Syria And Iran May Hit Back Over Israeli Raid

Syria And Iran May Hit Back Over Israeli Raid

Syria and Iran have threatened to retaliate for an Israeli air raid near the capital Damascus.

Syrian ambassador to Lebanon Ali Abdul-Karim Ali says Damascus has "the option and the surprise to retaliate." He said he cannot predict when the retaliation will be, saying it is up to relevant authorities to prepare for it.

In Iran, the semi-official Fars news agency quoted deputy foreign minister Hossein Amir Abdollahian on Thursday as saying the raid on Syria will have significant implications for the Israeli city of Tel Aviv.

US officials said Israel launched a rare air strike inside Syria on Wednesday, targeting a convoy believed to contain anti-aircraft weapons bound for Hizbollah.

The Syrian military denied the existence of any such shipment and said Israel targeted a scientific research facility outside Damascus.

Russia had earlier said it was 'deeply concerned' over reports that Israeli jets attacked a scientific research centre inside Syria.

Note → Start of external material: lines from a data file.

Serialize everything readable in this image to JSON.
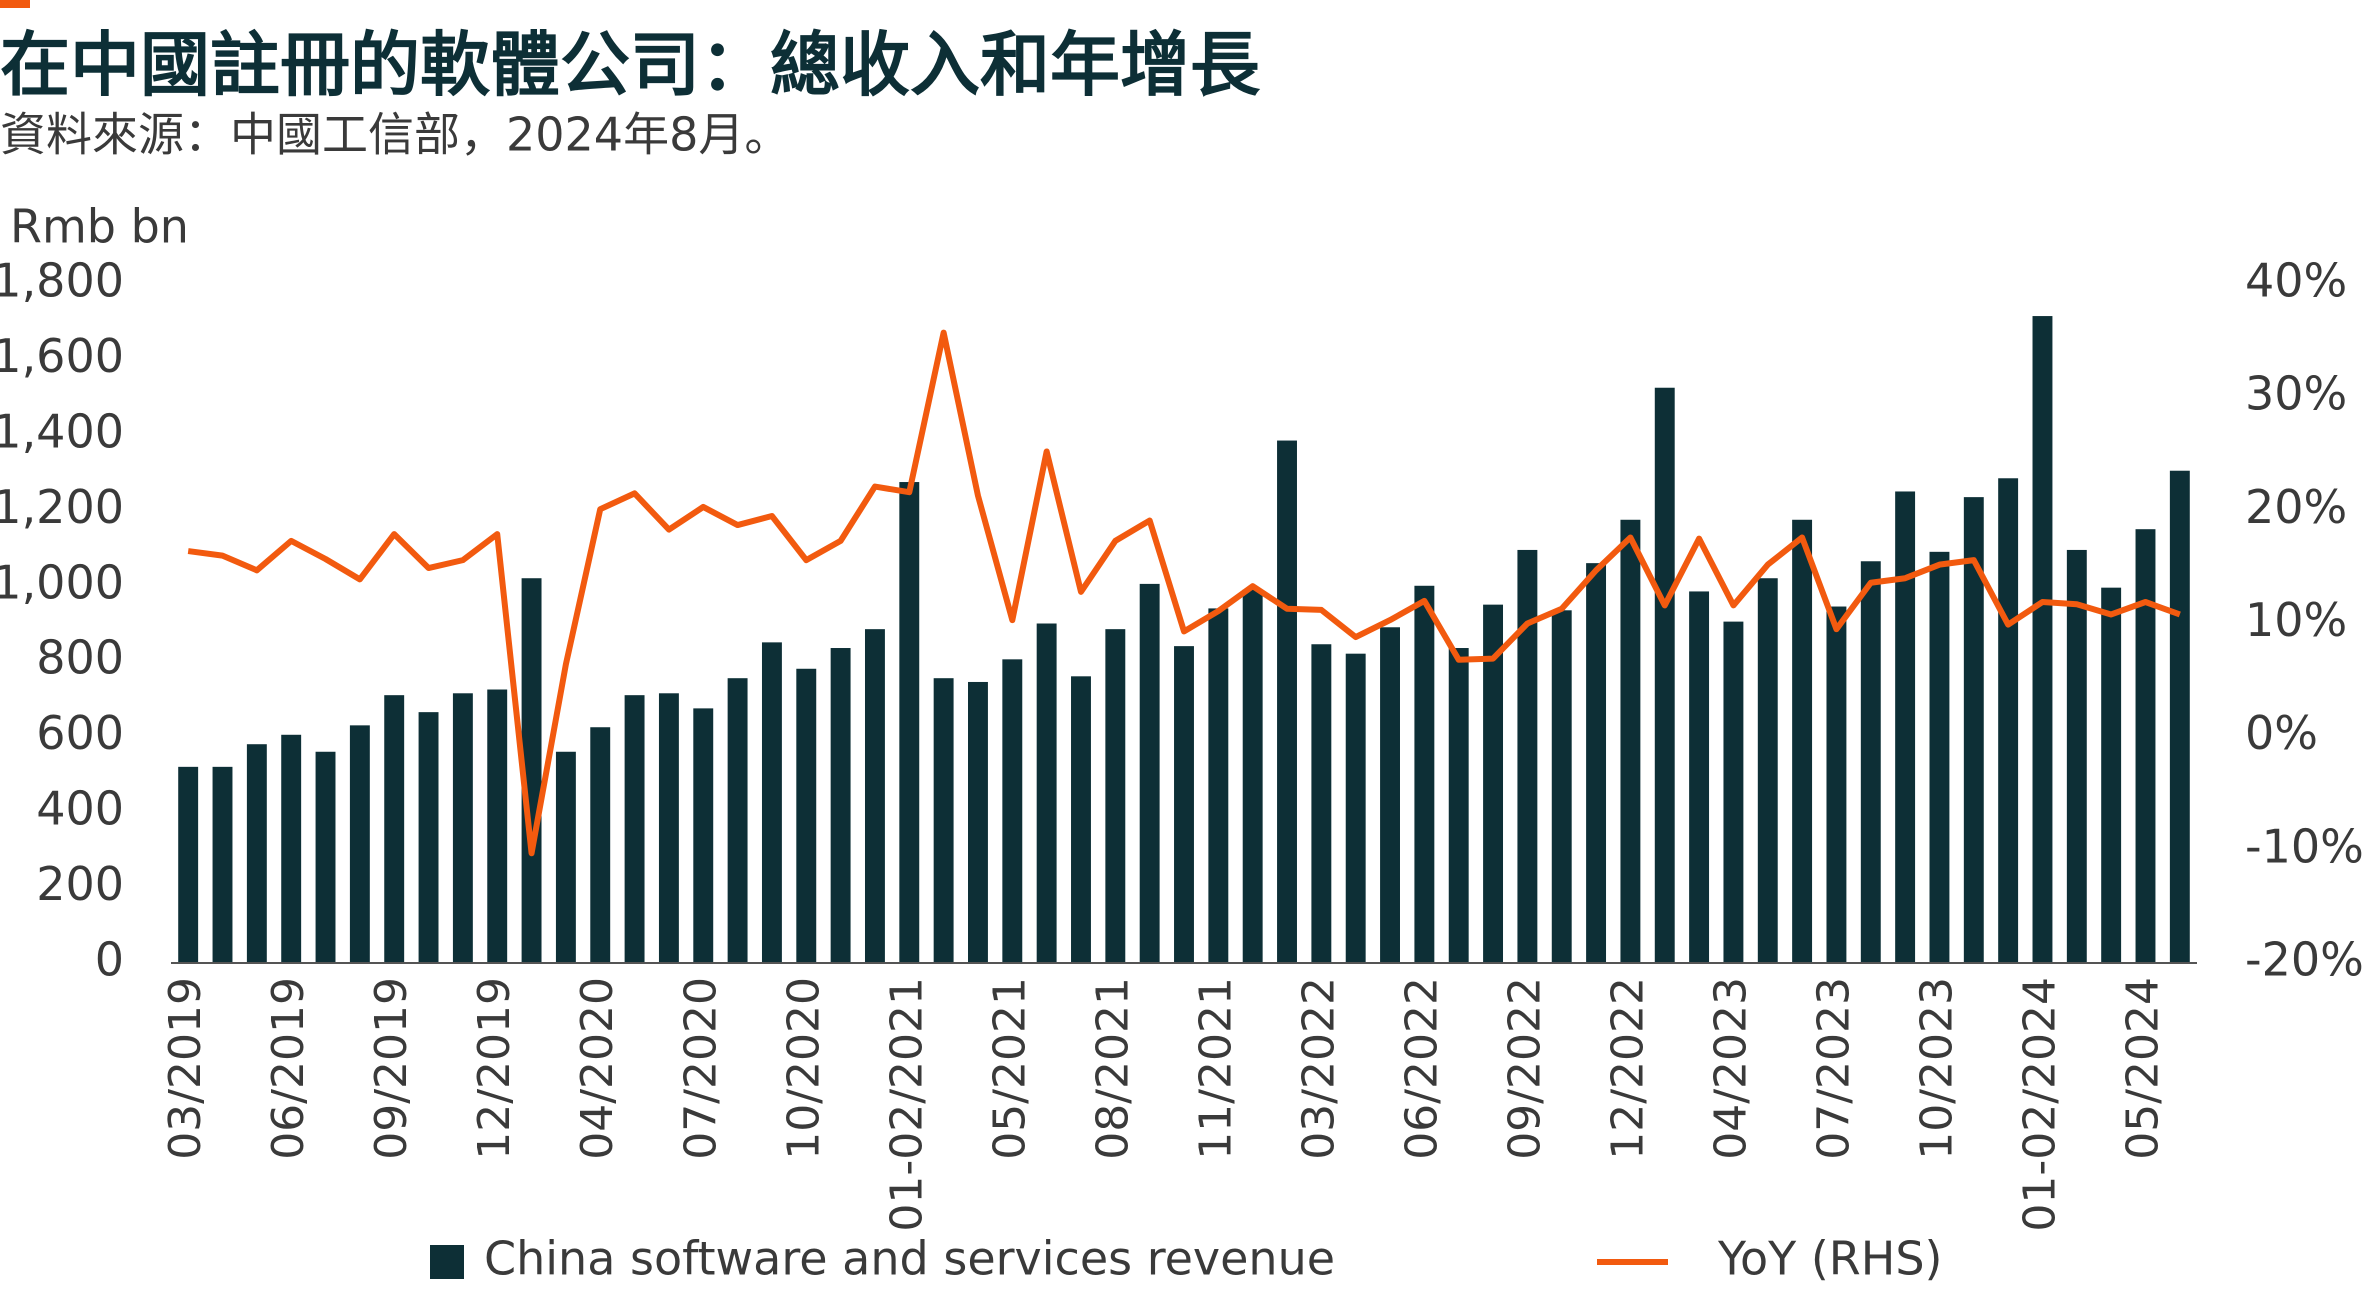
{
  "chart_data": {
    "type": "bar_line",
    "title": "在中國註冊的軟體公司：總收入和年增長",
    "subtitle": "資料來源：中國工信部，2024年8月。",
    "y_label": "Rmb bn",
    "categories": [
      "03/2019",
      null,
      null,
      "06/2019",
      null,
      null,
      "09/2019",
      null,
      null,
      "12/2019",
      null,
      null,
      "04/2020",
      null,
      null,
      "07/2020",
      null,
      null,
      "10/2020",
      null,
      null,
      "01-02/2021",
      null,
      null,
      "05/2021",
      null,
      null,
      "08/2021",
      null,
      null,
      "11/2021",
      null,
      null,
      "03/2022",
      null,
      null,
      "06/2022",
      null,
      null,
      "09/2022",
      null,
      null,
      "12/2022",
      null,
      null,
      "04/2023",
      null,
      null,
      "07/2023",
      null,
      null,
      "10/2023",
      null,
      null,
      "01-02/2024",
      null,
      null,
      "05/2024",
      null
    ],
    "series": [
      {
        "name": "China software and services revenue",
        "type": "bar",
        "color": "#0d2f36",
        "values": [
          520,
          520,
          580,
          605,
          560,
          630,
          710,
          665,
          715,
          725,
          1020,
          560,
          625,
          710,
          715,
          675,
          755,
          850,
          780,
          835,
          885,
          1275,
          755,
          745,
          805,
          900,
          760,
          885,
          1005,
          840,
          940,
          990,
          1385,
          845,
          820,
          890,
          1000,
          835,
          950,
          1095,
          935,
          1060,
          1175,
          1525,
          985,
          905,
          1020,
          1175,
          945,
          1065,
          1250,
          1090,
          1235,
          1285,
          1715,
          1095,
          995,
          1150,
          1305
        ]
      },
      {
        "name": "YoY (RHS)",
        "type": "line",
        "axis": "y2",
        "color": "#f25a0f",
        "values": [
          16.4,
          16.0,
          14.7,
          17.3,
          15.7,
          13.9,
          17.9,
          14.9,
          15.6,
          17.9,
          -10.3,
          6.4,
          20.1,
          21.5,
          18.3,
          20.3,
          18.7,
          19.5,
          15.6,
          17.3,
          22.1,
          21.6,
          35.7,
          21.3,
          10.3,
          25.2,
          12.8,
          17.3,
          19.1,
          9.3,
          11.1,
          13.3,
          11.3,
          11.2,
          8.8,
          10.3,
          12.0,
          6.8,
          6.9,
          10.0,
          11.3,
          14.7,
          17.6,
          11.6,
          17.5,
          11.6,
          15.2,
          17.6,
          9.5,
          13.6,
          14.0,
          15.2,
          15.6,
          9.9,
          11.9,
          11.7,
          10.8,
          11.9,
          10.8
        ]
      }
    ],
    "ylim": [
      0,
      1800
    ],
    "yticks": [
      0,
      200,
      400,
      600,
      800,
      {
        "value": 1000,
        "label": "1,000"
      },
      {
        "value": 1200,
        "label": "1,200"
      },
      {
        "value": 1400,
        "label": "1,400"
      },
      {
        "value": 1600,
        "label": "1,600"
      },
      {
        "value": 1800,
        "label": "1,800"
      }
    ],
    "y2lim": [
      -20,
      40
    ],
    "y2ticks": [
      {
        "value": -20,
        "label": "-20%"
      },
      {
        "value": -10,
        "label": "-10%"
      },
      {
        "value": 0,
        "label": "0%"
      },
      {
        "value": 10,
        "label": "10%"
      },
      {
        "value": 20,
        "label": "20%"
      },
      {
        "value": 30,
        "label": "30%"
      },
      {
        "value": 40,
        "label": "40%"
      }
    ],
    "legend": "bottom"
  }
}
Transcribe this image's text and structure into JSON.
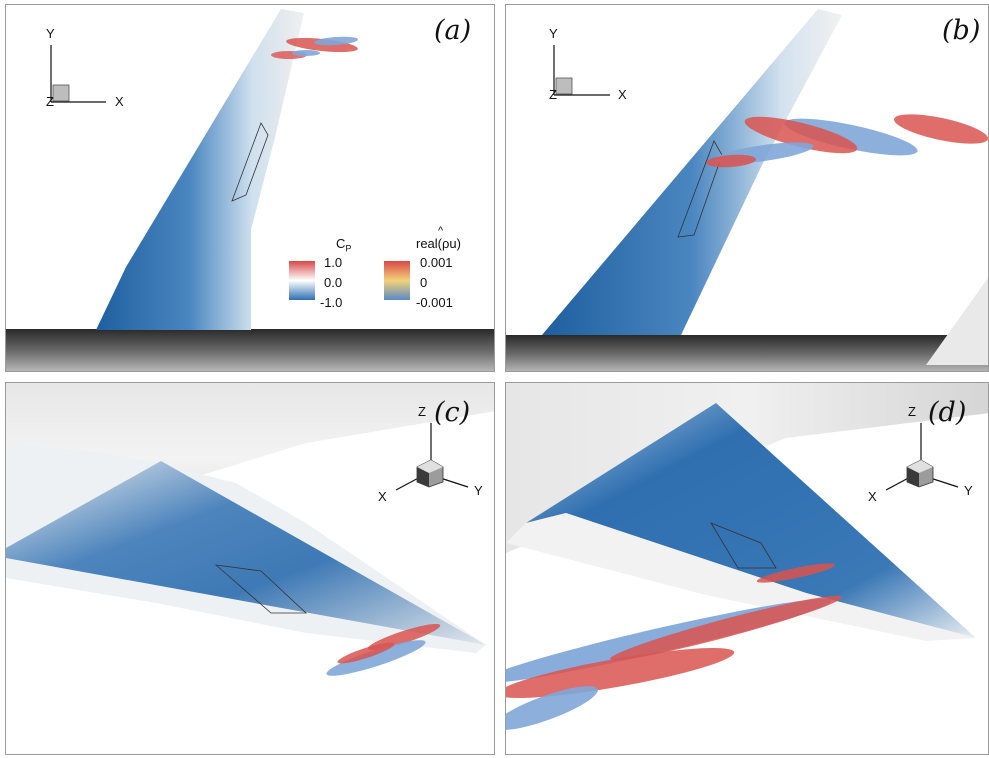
{
  "panels": [
    {
      "label": "(a)",
      "axes": {
        "vertical": "Y",
        "horizontal": "X",
        "depth": "Z"
      }
    },
    {
      "label": "(b)",
      "axes": {
        "vertical": "Y",
        "horizontal": "X",
        "depth": "Z"
      }
    },
    {
      "label": "(c)",
      "axes": {
        "vertical": "Z",
        "right": "Y",
        "left": "X"
      }
    },
    {
      "label": "(d)",
      "axes": {
        "vertical": "Z",
        "right": "Y",
        "left": "X"
      }
    }
  ],
  "legend": {
    "cp": {
      "title_main": "C",
      "title_sub": "P",
      "ticks": [
        "1.0",
        "0.0",
        "-1.0"
      ],
      "colors": [
        "#d84848",
        "#ffffff",
        "#2d6fb3"
      ]
    },
    "mode": {
      "title": "real(ρu)",
      "hat": "^",
      "ticks": [
        "0.001",
        "0",
        "-0.001"
      ],
      "colors": [
        "#d84848",
        "#f3d27a",
        "#5b8ac4"
      ]
    }
  },
  "colors": {
    "wing_blue": "#2f6fb0",
    "surface_white": "#f2f2f2",
    "fuselage_dark": "#3a3a3a",
    "iso_red": "#d9534f",
    "iso_blue": "#7fa6d8"
  }
}
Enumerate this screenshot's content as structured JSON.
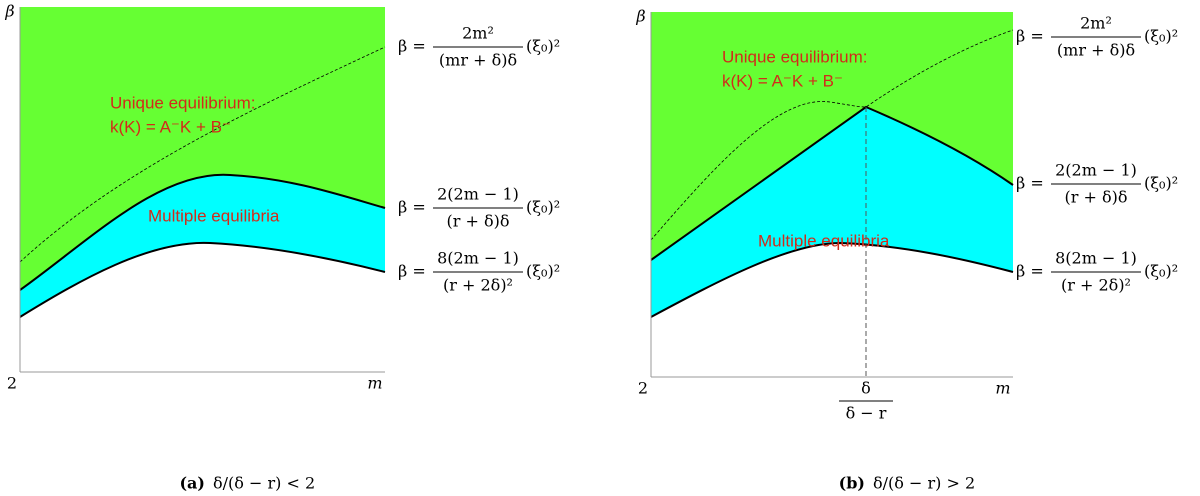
{
  "panels": [
    {
      "y_axis_label": "β",
      "x_axis_label": "m",
      "x_start_label": "2",
      "unique_label": "Unique equilibrium:",
      "unique_formula": "k(K) = A⁻K + B⁻",
      "multiple_label": "Multiple equilibria",
      "curves": [
        {
          "lhs": "β =",
          "numerator": "2m²",
          "denominator": "(mr + δ)δ",
          "factor": "(ξ₀)²"
        },
        {
          "lhs": "β =",
          "numerator": "2(2m − 1)",
          "denominator": "(r + δ)δ",
          "factor": "(ξ₀)²"
        },
        {
          "lhs": "β =",
          "numerator": "8(2m − 1)",
          "denominator": "(r + 2δ)²",
          "factor": "(ξ₀)²"
        }
      ],
      "caption_tag": "(a)",
      "caption": "δ/(δ − r) < 2"
    },
    {
      "y_axis_label": "β",
      "x_axis_label": "m",
      "x_start_label": "2",
      "unique_label": "Unique equilibrium:",
      "unique_formula": "k(K) = A⁻K + B⁻",
      "multiple_label": "Multiple equilibria",
      "curves": [
        {
          "lhs": "β =",
          "numerator": "2m²",
          "denominator": "(mr + δ)δ",
          "factor": "(ξ₀)²"
        },
        {
          "lhs": "β =",
          "numerator": "2(2m − 1)",
          "denominator": "(r + δ)δ",
          "factor": "(ξ₀)²"
        },
        {
          "lhs": "β =",
          "numerator": "8(2m − 1)",
          "denominator": "(r + 2δ)²",
          "factor": "(ξ₀)²"
        }
      ],
      "x_mark_label": {
        "numerator": "δ",
        "denominator": "δ − r"
      },
      "caption_tag": "(b)",
      "caption": "δ/(δ − r) > 2"
    }
  ]
}
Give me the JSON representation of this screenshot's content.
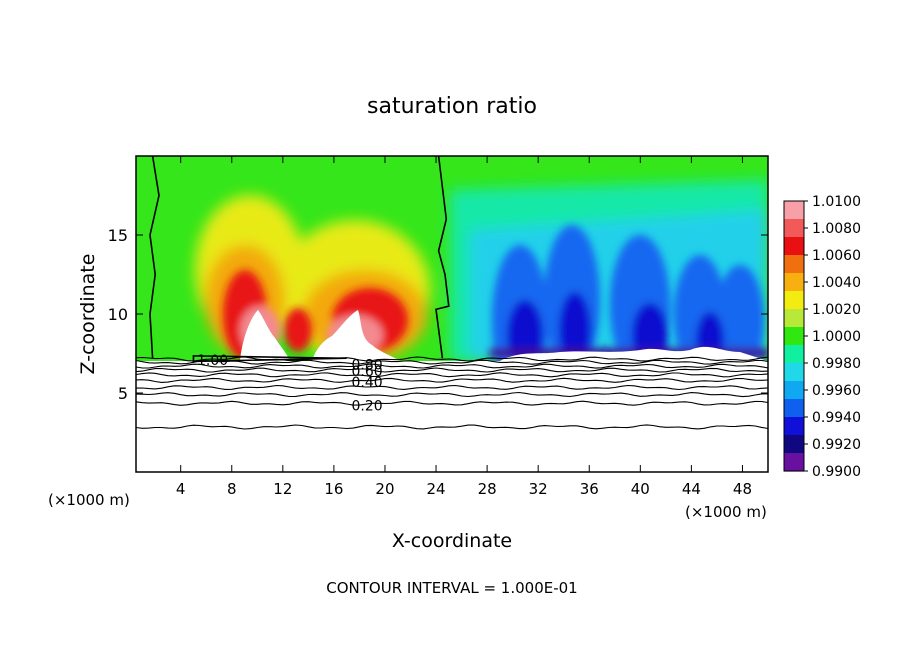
{
  "chart_data": {
    "type": "heatmap",
    "title": "saturation ratio",
    "xlabel": "X-coordinate",
    "ylabel": "Z-coordinate",
    "x_unit_left": "(×1000 m)",
    "x_unit_right": "(×1000 m)",
    "footer": "CONTOUR INTERVAL = 1.000E-01",
    "xlim": [
      0.5,
      50
    ],
    "ylim": [
      0,
      20
    ],
    "xticks": [
      4,
      8,
      12,
      16,
      20,
      24,
      28,
      32,
      36,
      40,
      44,
      48
    ],
    "yticks": [
      5,
      10,
      15
    ],
    "colorbar": {
      "labels": [
        "1.0100",
        "1.0080",
        "1.0060",
        "1.0040",
        "1.0020",
        "1.0000",
        "0.9980",
        "0.9960",
        "0.9940",
        "0.9920",
        "0.9900"
      ],
      "colors": [
        "#f7a0a8",
        "#f25a5a",
        "#e81010",
        "#f07010",
        "#f7b010",
        "#f2ec10",
        "#b8e838",
        "#30e810",
        "#10f0a0",
        "#20d8e8",
        "#10a8f0",
        "#1060f0",
        "#1010d8",
        "#100880",
        "#6810a0"
      ],
      "min": 0.99,
      "max": 1.01
    },
    "contour_labels": [
      {
        "text": "1.00",
        "x": 6.5,
        "z": 7.1
      },
      {
        "text": "0.80",
        "x": 18.6,
        "z": 6.8
      },
      {
        "text": "0.60",
        "x": 18.6,
        "z": 6.4
      },
      {
        "text": "0.40",
        "x": 18.6,
        "z": 5.7
      },
      {
        "text": "0.20",
        "x": 18.6,
        "z": 4.2
      }
    ],
    "contour_lines_z": [
      7.15,
      6.95,
      6.7,
      6.45,
      6.15,
      5.8,
      5.35,
      4.9,
      4.35,
      2.85
    ],
    "s_equal_1_boundary_left": [
      [
        1.8,
        20
      ],
      [
        2.3,
        17.5
      ],
      [
        1.6,
        15
      ],
      [
        2.0,
        12.5
      ],
      [
        1.6,
        10
      ],
      [
        1.8,
        7.2
      ]
    ],
    "s_equal_1_boundary_right": [
      [
        24.2,
        20
      ],
      [
        24.8,
        16
      ],
      [
        24.2,
        14
      ],
      [
        24.7,
        12.5
      ],
      [
        25.0,
        10.5
      ],
      [
        24.0,
        10.3
      ],
      [
        24.5,
        7.2
      ]
    ],
    "cloud_base_z": 7.2
  }
}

The country held back from condemning the action as yet, but said it would do so if the report was true. 

Syria announced on Wednesday that an Israeli air strike attacked the research centre after reports had emerged out of Israel earlier claiming a convoy had been attacked on the Syria-Lebanon border.

Syrian officials claimed Israeli jets had entered their airspace at low altitude, under the radar, and hit the facility in Jamraya, near Damascus, killing two site workers.

State television quoted the military as saying: "They ... carried out an act of aggression, bombarding the site, causing large-scale material damage and destroying the building."

Earlier reports had claimed that Israeli jets had hit a convoy allegedly carrying weapons to Lebanon's Hizbollah movement. According to Sky sources, the attack took place just inside Syria.

Sky's Middle East correspondent Sam Kiley said on Wednesday: "We know from Sky sources that the Israelis have conducted an air strike involving three sorties by 12 planes - a very heavy air strike, a high level of intent - on the village of Nabi Chit, near the bigger Syrian town of Zabadani.

He said it was possible that the Israelis had been targeting a suspected shipment of ship-to-shore and anti-aircraft missiles.

Israeli officials were concerned that if the anti-aircraft missiles fell into the hands of Lebanese militant group Hizbollah, Israel could lose the air superiority it had enjoyed until now.

It was not immediately clear whether both the Sky sources and the Syrian media were referring to the same air strike, but the Syrian army denied that an Israeli air strike had targeted a weapons convoy on the border.

There was no official comment from Israel on the statements from Iran, Syria or Russia.

Tzahi HaNegbi, an MP close to Prime Minister Benjamin Netanyahu, commented generally, saying: "The best thing that Israel has been hoping for for a long time is that the West will take control of these weapons.

"But the world is not ready to take such a decision as it did in Libya or Iraq, so Israel finds itself facing a dilemma which we alone can resolve."

Iran had previously warned that any attack on Syria would be seen as an attack on Iran.